Kansas House Votes To Repeal Accreditation System
The Kansas House last week voted to repeal the controversial accreditation system lawmakers mandated in 1992, a move that would give the state school board wide leeway in building a statewide testing and accountability program.
Passed by a 114-to-10 vote, the House bill would strip all references to the Quality Performance Accreditation system from law. Instead of the program of standards and performance measures, the bill would simply mandate "a school-accreditation system." It also would eliminate the 10 specific outcomes schools currently have to achieve to be accredited by the state.
Critics of the Q.P.A. program have charged that the system overburdens teachers and usurps local control of schools. Legislative opponents have promised to pursue a host of changes until the language in the program is substantially changed or the system is eliminated altogether. (See Education Week, Feb. 8, 1995.)
As a solution to the controversy that has grown up around the program, the bill proved popular and "flew through really quickly," said Karen Lowery, the coordinator of government relations for the Kansas Association of School Boards. The vote followed extended hearings by the House education committee and its subcommittee that has dealt with Q.P.A.
Under the House bill, the state board would have to set measurable "high academic standards" for students in grades K-12. The standards would cover mathematics, science, communications, and social studies. The board would be required to review them at least every three years.
The law now mandates that the state set three grades at which it will test students for the accreditation program and that the Kansas academic standards meet or exceed those in other parts of the country.

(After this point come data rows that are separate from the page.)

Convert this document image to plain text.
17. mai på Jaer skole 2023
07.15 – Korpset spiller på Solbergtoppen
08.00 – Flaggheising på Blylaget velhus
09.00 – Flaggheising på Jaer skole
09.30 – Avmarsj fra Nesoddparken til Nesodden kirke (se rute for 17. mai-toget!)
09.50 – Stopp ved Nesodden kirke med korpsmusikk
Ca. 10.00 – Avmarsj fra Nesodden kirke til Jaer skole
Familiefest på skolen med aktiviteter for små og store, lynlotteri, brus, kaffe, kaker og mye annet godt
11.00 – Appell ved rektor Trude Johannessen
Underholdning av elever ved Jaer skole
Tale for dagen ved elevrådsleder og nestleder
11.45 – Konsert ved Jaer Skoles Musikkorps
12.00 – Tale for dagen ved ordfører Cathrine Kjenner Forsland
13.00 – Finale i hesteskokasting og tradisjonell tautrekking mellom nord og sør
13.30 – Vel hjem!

School-site councils established by the Q.P.A. program are retained in the new bill. The councils consist of parents and educators who advise schools on local decisions.
Immediately after the vote, lawmakers took a two-day recess. Sponsors of the bill could not be reached for comment.
While saying that she remains a supporter of Q.P.A., Kathleen White, the chairwoman of the state board, said late last week that she was pleased with the accreditation changes the House bill would require.
"This way we'll be able to make adjustments, and we won't be hampered by what was in there," she said. "I see this as positive, actually. It just gives us more latitude to make this an up-to-date document."
The state board will meet next week to discuss its next steps.
Provisions on Tests
The House also passed a resolution asking the board to use national as well as state tests in the accreditation process.
Currently, schools use only the state's test in determining accreditation. But students should be compared with their peers across the country, argued Rep. Cliff Franklin, who raised the testing issue.
Meanwhile, the Senate last week passed its own resolution, on a 37-to-3 vote, to remove one of the 10 Q.P.A. outcomes that deals with students' "physical and emotional well-being."
Outcome 5, as it is known, has come under fire because it gives schools license to teach values and sex education, critics say, and infringes on the role and preferences of parents.
Ms. White said the state board strongly supports Outcome 5 and most likely would not agree to remove it from its accreditation system.
The board is ultimately responsible for accreditation, Ms. White said, and while the support of legislators is important, "we really can do what we want to do."
"It puts us in an awkward position," she said. "We want to work with them, but we believe fully in what we're trying to do."
The Senate education committee was scheduled to hear testimony on the House bill this week. The two plans will be reconciled in a joint conference committee later in the session.